CLI tool for PyTorch GPU developer server reservations

Project description

GPU Developer CLI

A command-line tool for reserving and managing GPU development servers on AWS EKS.

Installation
Configuration
Quick Start
Commands Reference
GPU Types
Storage
Multinode Reservations
Custom Docker Images
Nsight Profiling
Default Container Image
SSH & IDE Integration
Architecture
Troubleshooting

Installation

# Install directly from GitHub (recommended)
python3 -m pip install --upgrade "git+https://github.com/wdvr/osdc.git"

# Or install from local clone
git clone https://github.com/wdvr/osdc.git
cd osdc
pip install -e .

Configuration

Initial Setup

# Set your GitHub username (required for SSH key authentication)
gpu-dev config set github_user your-github-username

# View current configuration
gpu-dev config show

Configuration is stored at ~/.config/gpu-dev/config.json.

SSH Config Integration

Enable automatic SSH config for seamless VS Code/Cursor integration:

# Enable SSH config auto-include (recommended)
gpu-dev config ssh-include enable

# Disable if needed
gpu-dev config ssh-include disable

When enabled, this adds Include ~/.gpu-dev/*-sshconfig to:

~/.ssh/config
~/.cursor/ssh_config

AWS Authentication

The CLI uses your AWS credentials.

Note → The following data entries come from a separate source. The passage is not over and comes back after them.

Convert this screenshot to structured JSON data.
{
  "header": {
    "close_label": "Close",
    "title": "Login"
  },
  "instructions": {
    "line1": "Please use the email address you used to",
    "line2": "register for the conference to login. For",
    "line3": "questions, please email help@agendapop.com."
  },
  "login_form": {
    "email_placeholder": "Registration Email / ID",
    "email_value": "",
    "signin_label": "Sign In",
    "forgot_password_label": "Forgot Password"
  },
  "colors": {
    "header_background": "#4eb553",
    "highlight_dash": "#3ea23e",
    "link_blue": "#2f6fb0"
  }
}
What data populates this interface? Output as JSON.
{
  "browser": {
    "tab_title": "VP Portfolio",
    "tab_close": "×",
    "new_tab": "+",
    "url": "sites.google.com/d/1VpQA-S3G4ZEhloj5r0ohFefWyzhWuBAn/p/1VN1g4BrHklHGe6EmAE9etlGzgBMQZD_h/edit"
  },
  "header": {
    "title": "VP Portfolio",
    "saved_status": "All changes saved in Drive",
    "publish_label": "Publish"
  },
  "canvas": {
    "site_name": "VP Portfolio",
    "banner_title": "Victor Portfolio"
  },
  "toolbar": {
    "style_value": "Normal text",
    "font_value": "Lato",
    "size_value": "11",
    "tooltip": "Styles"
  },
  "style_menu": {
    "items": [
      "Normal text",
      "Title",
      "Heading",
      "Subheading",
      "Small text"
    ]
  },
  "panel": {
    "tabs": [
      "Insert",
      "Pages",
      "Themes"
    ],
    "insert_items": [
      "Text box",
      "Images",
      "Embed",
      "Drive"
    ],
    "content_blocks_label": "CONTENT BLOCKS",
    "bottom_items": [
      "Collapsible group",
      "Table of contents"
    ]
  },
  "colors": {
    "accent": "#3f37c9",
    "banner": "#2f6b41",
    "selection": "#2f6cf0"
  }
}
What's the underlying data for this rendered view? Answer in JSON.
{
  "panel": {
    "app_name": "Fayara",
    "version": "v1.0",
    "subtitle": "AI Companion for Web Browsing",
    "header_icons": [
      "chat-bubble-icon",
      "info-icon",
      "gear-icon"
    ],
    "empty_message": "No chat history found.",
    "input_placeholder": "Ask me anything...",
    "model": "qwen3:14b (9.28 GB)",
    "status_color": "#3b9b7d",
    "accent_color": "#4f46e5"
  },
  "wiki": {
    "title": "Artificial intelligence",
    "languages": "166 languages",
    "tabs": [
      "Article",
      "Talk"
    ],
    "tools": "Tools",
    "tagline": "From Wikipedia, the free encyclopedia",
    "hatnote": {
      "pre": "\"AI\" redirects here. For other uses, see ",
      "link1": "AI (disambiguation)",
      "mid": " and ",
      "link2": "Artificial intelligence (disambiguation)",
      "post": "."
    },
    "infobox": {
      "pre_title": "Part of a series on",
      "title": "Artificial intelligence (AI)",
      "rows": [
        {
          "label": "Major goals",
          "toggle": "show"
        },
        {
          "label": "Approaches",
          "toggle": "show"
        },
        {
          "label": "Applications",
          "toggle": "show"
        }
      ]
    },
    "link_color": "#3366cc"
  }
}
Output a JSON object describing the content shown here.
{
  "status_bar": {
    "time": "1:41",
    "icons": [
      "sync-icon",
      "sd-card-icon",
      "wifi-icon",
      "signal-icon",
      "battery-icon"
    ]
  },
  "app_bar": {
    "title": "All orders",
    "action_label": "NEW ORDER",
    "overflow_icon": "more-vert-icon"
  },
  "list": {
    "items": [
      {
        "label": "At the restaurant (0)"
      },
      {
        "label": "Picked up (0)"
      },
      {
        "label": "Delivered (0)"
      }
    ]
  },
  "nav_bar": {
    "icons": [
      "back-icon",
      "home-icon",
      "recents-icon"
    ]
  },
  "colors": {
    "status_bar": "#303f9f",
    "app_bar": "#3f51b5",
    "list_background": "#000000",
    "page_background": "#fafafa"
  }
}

Configure via:

aws configure command
Environment variables (AWS_ACCESS_KEY_ID, AWS_SECRET_ACCESS_KEY)
IAM roles (for EC2/Lambda)
SSO: aws sso login --profile your-profile

Quick Start

# Interactive reservation (guided setup)
gpu-dev reserve

# Reserve 4 H100 GPUs for 8 hours
gpu-dev reserve --gpu-type h100 --gpus 4 --hours 8

# Check your reservations
gpu-dev list

# Connect to your active reservation
gpu-dev connect

# Check GPU availability
gpu-dev avail

Commands Reference

`gpu-dev reserve`

Create a GPU reservation.

Interactive Mode (default when parameters omitted):

gpu-dev reserve

Guides you through GPU type, count, duration, disk, and Jupyter selection.

Command-line Mode:

gpu-dev reserve [OPTIONS]

Option	Short	Description
`--gpus`	`-g`	Number of GPUs (1, 2, 4, 8, 12, 16, 20, 24, 32, 40, 48)
`--gpu-type`	`-t`	GPU type: `b200`, `h200`, `h100`, `a100`, `a10g`, `t4`, `l4`, `t4-small`, `cpu-arm`, `cpu-x86`
`--hours`	`-h`	Duration in hours (0.0833 to 24, supports decimals)
`--name`	`-n`	Optional reservation name
`--jupyter`		Enable Jupyter Lab access
`--disk`		Named persistent disk to use, or `none` for temporary storage
`--no-persist`		Create without persistent disk (ephemeral `/home/dev`)
`--ignore-no-persist`		Skip warning when disk is in use
`--recreate-env`		Recreate shell environment on existing disk
`--distributed`	`-d`	Required for multinode reservations (>8 GPUs)
`--dockerfile`		Path to custom Dockerfile (max 512KB)
`--dockerimage`		Custom Docker image URL
`--preserve-entrypoint`		Keep original container ENTRYPOINT/CMD
`--node-label`	`-l`	Node selector labels (e.g., `--node-label nsight=true`)
`--verbose`	`-v`	Enable debug output
`--no-interactive`		Force non-interactive mode

Examples:

# 2 H100 GPUs for 4 hours with Jupyter
gpu-dev reserve -t h100 -g 2 -h 4 --jupyter

# Use specific persistent disk
gpu-dev reserve -t a100 -g 4 -h 8 --disk pytorch-dev

# Temporary storage only
gpu-dev reserve -t t4 -g 1 -h 2 --disk none

# 16 GPUs across 2 nodes (multinode)
gpu-dev reserve -t h100 -g 16 -h 12 --distributed

# Custom Docker image
gpu-dev reserve -t h100 -g 4 --dockerimage pytorch/pytorch:2.3.0-cuda12.1-cudnn8-devel

# Request Nsight profiling node
gpu-dev reserve -t h100 -g 8 --node-label nsight=true

`gpu-dev list`

List your reservations.

gpu-dev list [OPTIONS]

Option	Short	Description
`--user`	`-u`	Filter by user (`all` for all users)
`--status`	`-s`	Filter by status: `active`, `queued`, `pending`, `preparing`, `expired`, `cancelled`, `failed`
`--all`	`-a`	Show all reservations (including expired/cancelled)
`--watch`		Continuously refresh every 2 seconds

`gpu-dev show`

Show detailed information for a specific reservation.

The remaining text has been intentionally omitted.